Bien que les acteurs de la santé mondiale se soient préparés à la confirmation de la décision de 2020, c’est la rapidité de sa mise en œuvre et la mise en scène de sa signature qui ont stupéfié. Cette décision semble motivée par un désir de vengeance, dont il est crucial de comprendre la logique.

Le parapheur signé le 20 janvier 2025 devant un public exalté met en avant deux raisons principales : la gestion de la crise du Covid-19 et la contribution financière des États-Unis au budget de l’OMS.

Dr Tedros Adhanom Ghebreyesus, directeur général de l’OMS à la cérémonie de l’Association of Accredited Correspondents at the United Nations (ACANU) le 10 décembre 2024 au siège de l’OMS à Genève (Source : OMS)

La gestion du Covid-19

L’OMS, accusée d’être sous l’influence de la Chine, aurait mal géré la crise du Covid-19. Le directeur général de l’Organisation, le Dr Tedros, est notamment critiqué pour avoir tardé à déclarer l’urgence de santé publique de portée internationale (USPPI) face à la propagation du nouveau coronavirus.
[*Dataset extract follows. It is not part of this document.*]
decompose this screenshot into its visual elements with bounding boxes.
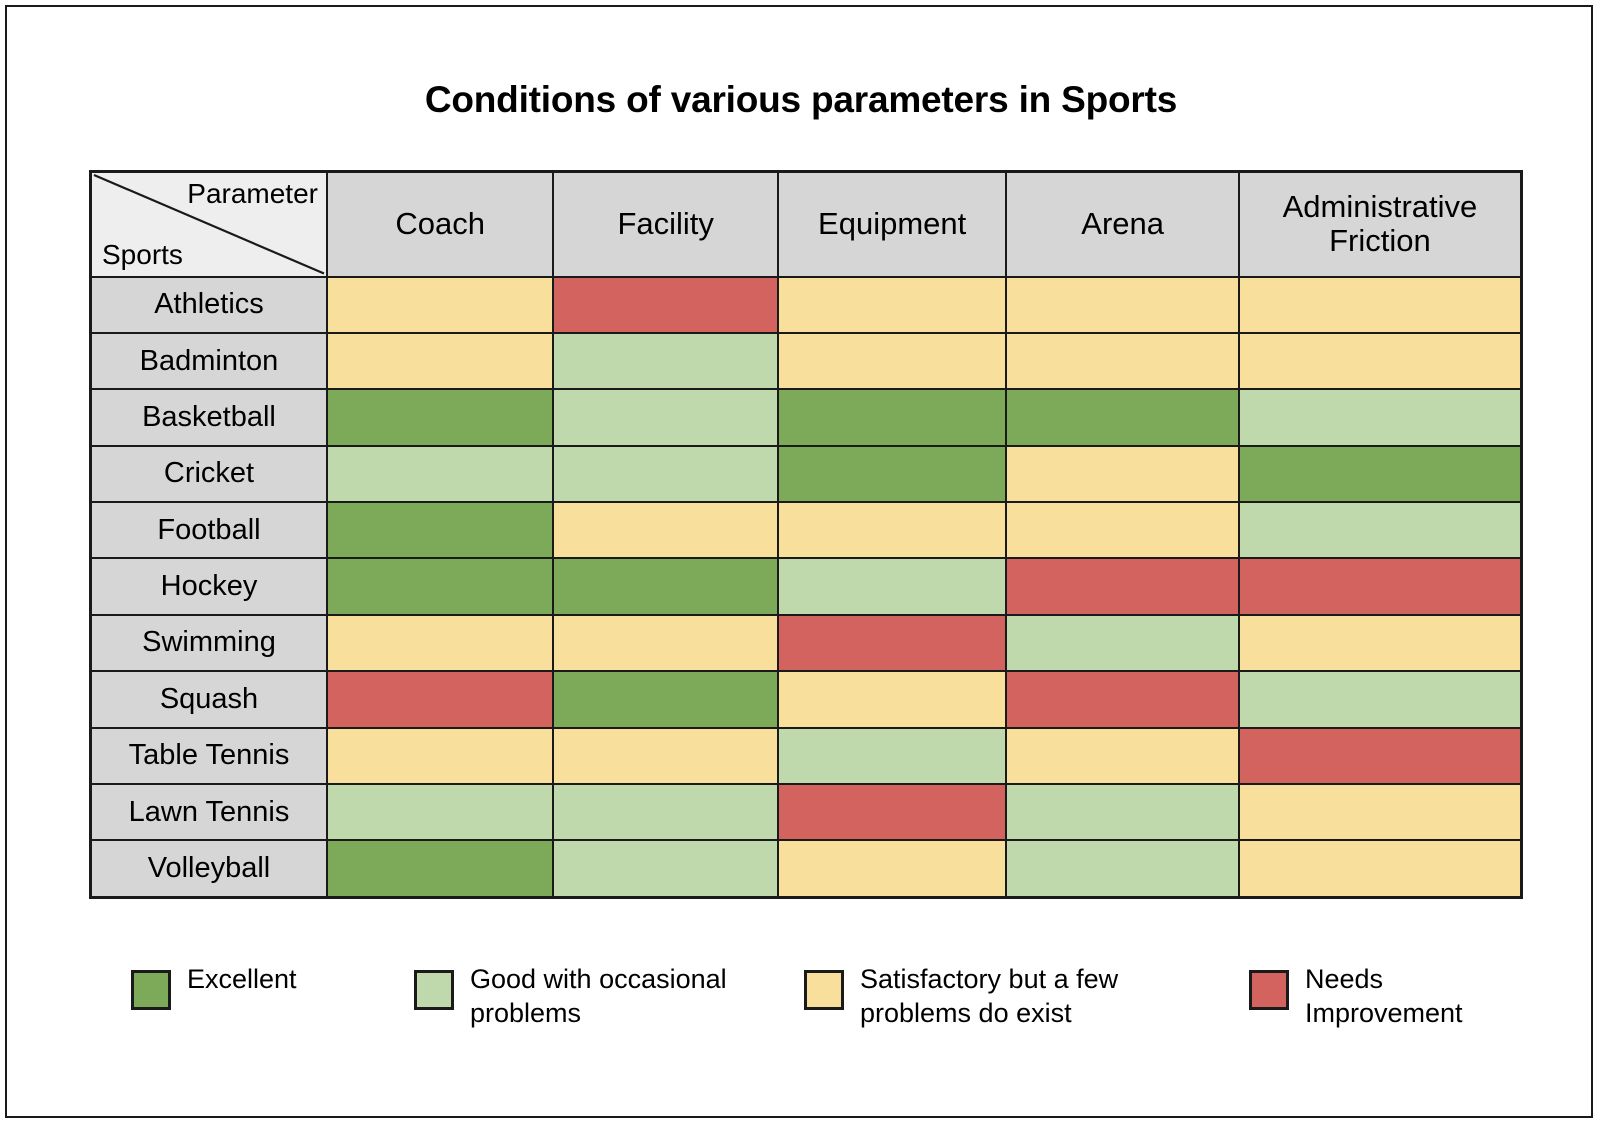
- legend: ExcellentGood with occasional problemsSa…: [89, 962, 1523, 1062]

Ce retard a entravé une mobilisation rapide des pays pour prévenir et répondre à l’épidémie. Cette lenteur est imputée à une complaisance envers la Chine, que le Dr Tedros avait félicitée début 2020 pour sa « transparence ».

Il est indéniable que l’OMS a commis des erreurs dans la gestion initiale de l’épidémie : des conseils contradictoires sur l’usage des masques et les transports aériens, ainsi qu’une reconnaissance tardive du risque de transmission par voie aérosol. Ces défaillances s’expliquent en partie par l’incertitude scientifique du moment. On peut également regretter une certaine « naïveté » du directeur général vis-à-vis des autorités chinoises, qui n’ont pas respecté les obligations de transparence imposées par le règlement sanitaire international (RSI), contribuant ainsi au retard de la mobilisation mondiale face à l’épidémie. (lire l’article de Michel Kazatchkine).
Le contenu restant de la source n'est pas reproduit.